American photojournalist (1919–2010)

Carolyn McKenzie Carter (1919 – April 21, 2010) was an American photojournalist who worked for the Atlanta Constitution (now The Atlanta Journal-Constitution) from 1940 until the early 1950s.

== Early life ==
Carter was born in 1919 and was raised in Moultrie, Georgia. She was a graduate of the Nashville-based Ward-Belmont School. She graduated from the University of Georgia's Henry W. Grady College of Journalism and Mass Communications in 1940.

Carter met Lieutenant Donnel Earl Carter, cousin of President Jimmy Carter and a journalist for a competing newspaper, when her work ended up on the front page of the paper and his was relegated to the end pages. The couple married in 1942.

== Career ==
In 1940, Carter was hired by Ralph McGill to work for the Atlanta Constitution, thereby becoming the first women to serve as a photojournalist at the publication. In the 1940s, she worked for the Gainesville Daily Register and the Alexandria Daily Town Talk newspapers. She would also work at The Atlanta Journal-Constitutions Sunday magazine where captured photographs of the American South.

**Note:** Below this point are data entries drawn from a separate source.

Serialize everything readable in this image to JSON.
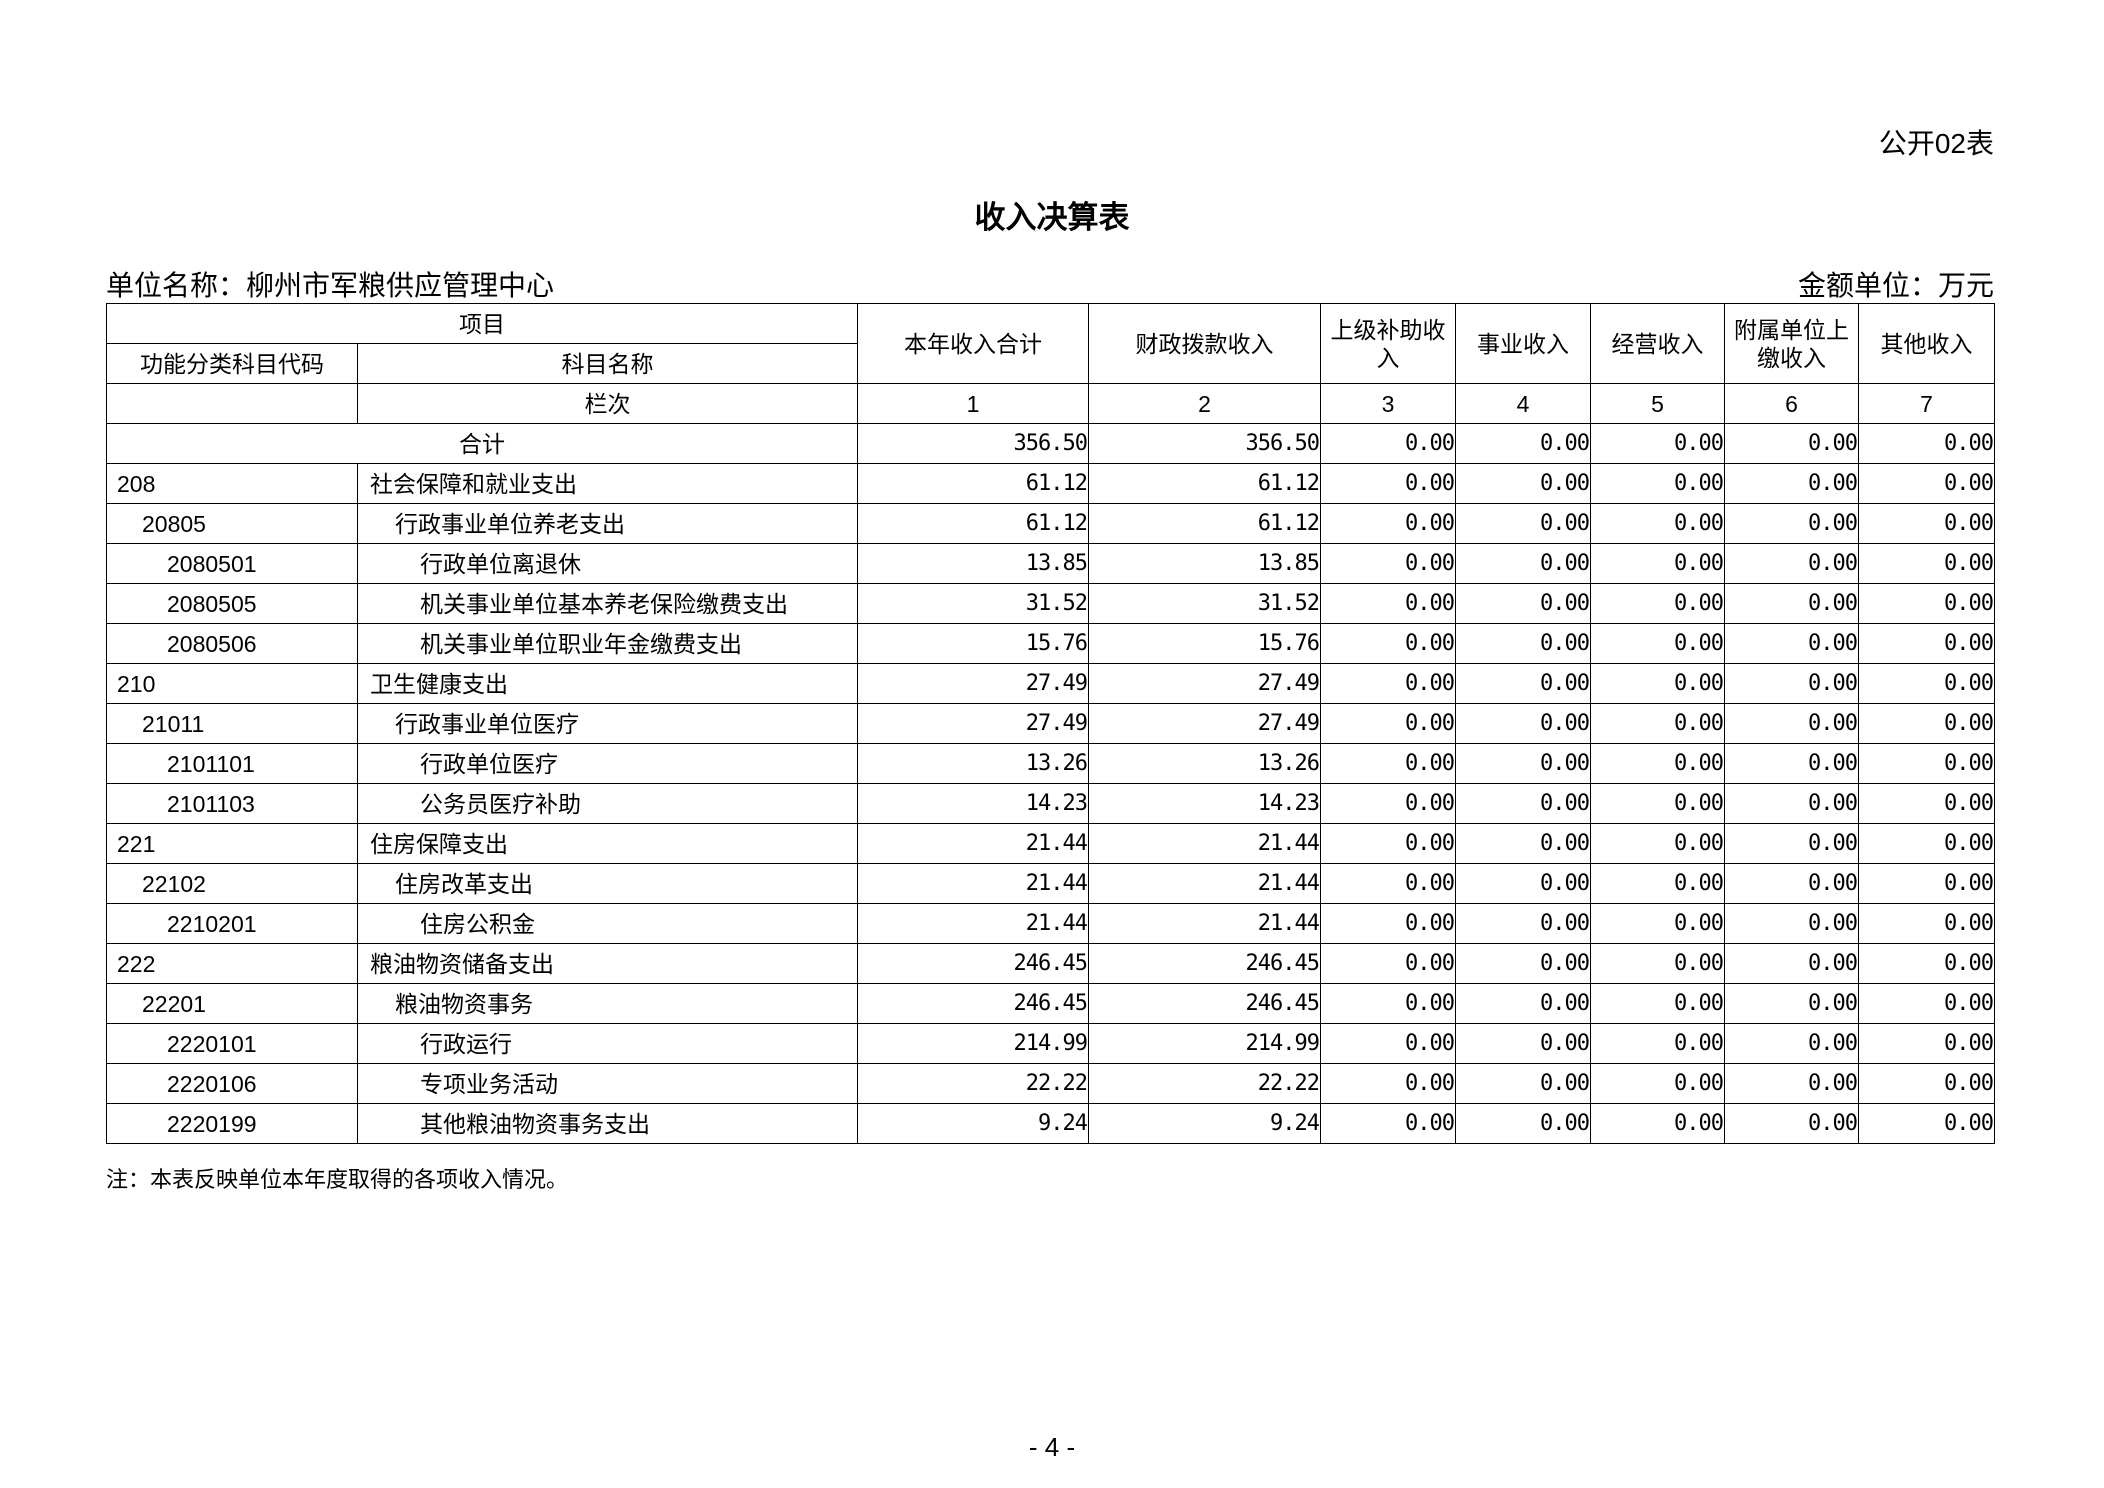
{
  "header": {
    "code": "公开02表",
    "title": "收入决算表",
    "unit_name": "单位名称：柳州市军粮供应管理中心",
    "amount_unit": "金额单位：万元"
  },
  "table": {
    "item_header": "项目",
    "sub_headers": [
      "功能分类科目代码",
      "科目名称"
    ],
    "column_headers": [
      "本年收入合计",
      "财政拨款收入",
      "上级补助收入",
      "事业收入",
      "经营收入",
      "附属单位上缴收入",
      "其他收入"
    ],
    "index_label": "栏次",
    "column_numbers": [
      "1",
      "2",
      "3",
      "4",
      "5",
      "6",
      "7"
    ],
    "total": {
      "label": "合计",
      "values": [
        "356.50",
        "356.50",
        "0.00",
        "0.00",
        "0.00",
        "0.00",
        "0.00"
      ]
    },
    "rows": [
      {
        "code": "208",
        "name": "社会保障和就业支出",
        "values": [
          "61.12",
          "61.12",
          "0.00",
          "0.00",
          "0.00",
          "0.00",
          "0.00"
        ]
      },
      {
        "code": "20805",
        "name": "行政事业单位养老支出",
        "values": [
          "61.12",
          "61.12",
          "0.00",
          "0.00",
          "0.00",
          "0.00",
          "0.00"
        ]
      },
      {
        "code": "2080501",
        "name": "行政单位离退休",
        "values": [
          "13.85",
          "13.85",
          "0.00",
          "0.00",
          "0.00",
          "0.00",
          "0.00"
        ]
      },
      {
        "code": "2080505",
        "name": "机关事业单位基本养老保险缴费支出",
        "values": [
          "31.52",
          "31.52",
          "0.00",
          "0.00",
          "0.00",
          "0.00",
          "0.00"
        ]
      },
      {
        "code": "2080506",
        "name": "机关事业单位职业年金缴费支出",
        "values": [
          "15.76",
          "15.76",
          "0.00",
          "0.00",
          "0.00",
          "0.00",
          "0.00"
        ]
      },
      {
        "code": "210",
        "name": "卫生健康支出",
        "values": [
          "27.49",
          "27.49",
          "0.00",
          "0.00",
          "0.00",
          "0.00",
          "0.00"
        ]
      },
      {
        "code": "21011",
        "name": "行政事业单位医疗",
        "values": [
          "27.49",
          "27.49",
          "0.00",
          "0.00",
          "0.00",
          "0.00",
          "0.00"
        ]
      },
      {
        "code": "2101101",
        "name": "行政单位医疗",
        "values": [
          "13.26",
          "13.26",
          "0.00",
          "0.00",
          "0.00",
          "0.00",
          "0.00"
        ]
      },
      {
        "code": "2101103",
        "name": "公务员医疗补助",
        "values": [
          "14.23",
          "14.23",
          "0.00",
          "0.00",
          "0.00",
          "0.00",
          "0.00"
        ]
      },
      {
        "code": "221",
        "name": "住房保障支出",
        "values": [
          "21.44",
          "21.44",
          "0.00",
          "0.00",
          "0.00",
          "0.00",
          "0.00"
        ]
      },
      {
        "code": "22102",
        "name": "住房改革支出",
        "values": [
          "21.44",
          "21.44",
          "0.00",
          "0.00",
          "0.00",
          "0.00",
          "0.00"
        ]
      },
      {
        "code": "2210201",
        "name": "住房公积金",
        "values": [
          "21.44",
          "21.44",
          "0.00",
          "0.00",
          "0.00",
          "0.00",
          "0.00"
        ]
      },
      {
        "code": "222",
        "name": "粮油物资储备支出",
        "values": [
          "246.45",
          "246.45",
          "0.00",
          "0.00",
          "0.00",
          "0.00",
          "0.00"
        ]
      },
      {
        "code": "22201",
        "name": "粮油物资事务",
        "values": [
          "246.45",
          "246.45",
          "0.00",
          "0.00",
          "0.00",
          "0.00",
          "0.00"
        ]
      },
      {
        "code": "2220101",
        "name": "行政运行",
        "values": [
          "214.99",
          "214.99",
          "0.00",
          "0.00",
          "0.00",
          "0.00",
          "0.00"
        ]
      },
      {
        "code": "2220106",
        "name": "专项业务活动",
        "values": [
          "22.22",
          "22.22",
          "0.00",
          "0.00",
          "0.00",
          "0.00",
          "0.00"
        ]
      },
      {
        "code": "2220199",
        "name": "其他粮油物资事务支出",
        "values": [
          "9.24",
          "9.24",
          "0.00",
          "0.00",
          "0.00",
          "0.00",
          "0.00"
        ]
      }
    ]
  },
  "note": "注：本表反映单位本年度取得的各项收入情况。",
  "page_number": "- 4 -"
}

When the war concluded, Carter began covering more domestic topics, which included one well-known image of a child showing how an iron lung was used. In 1954, Carter became a commercial photographer for the Coca-Cola Company, traveling overseas to document the organization's international expansion for its employee magazine, The Refresher. She worked at Coca-Cola for five years. In 1959, she moved to New York and did freelance work for the Georgia Department of Industry, Trade and Travel.

In 2012, her husband Don Carter created the University of Georgia Don E. and Carolyn McKenzie Carter Endowment for Journalism to fund the University’s Chair for Excellence in Journalism

Carter died on April 21, 2010.

==Selected publications==
- Carter, Carolyn McKenzie (1943). "War Wives in Journalism"
- Carter, Carolyn (1945). "Dangling on a rope under Georgia"
- Talmadge, Betty (1977). "How to Cook a Pig & Other Back-to-the-Farm Recipes: An Autobiographical Cookbook"

== Awards and honors ==
In 1959, Carter was designated a master photographer by the Professional Photographers of America. She was the first female named “Man of the Year” from the Industrial Photographers of America.

The Carolyn Carter Award was established in 1986 by Georgia's Department of Industry, Trade and Travel. In 2008, she was a member of the inaugural class of Grady Fellows at the University of Georgia.

Carter was inducted into the Georgia Women of Achievement Hall of Fame in 2017.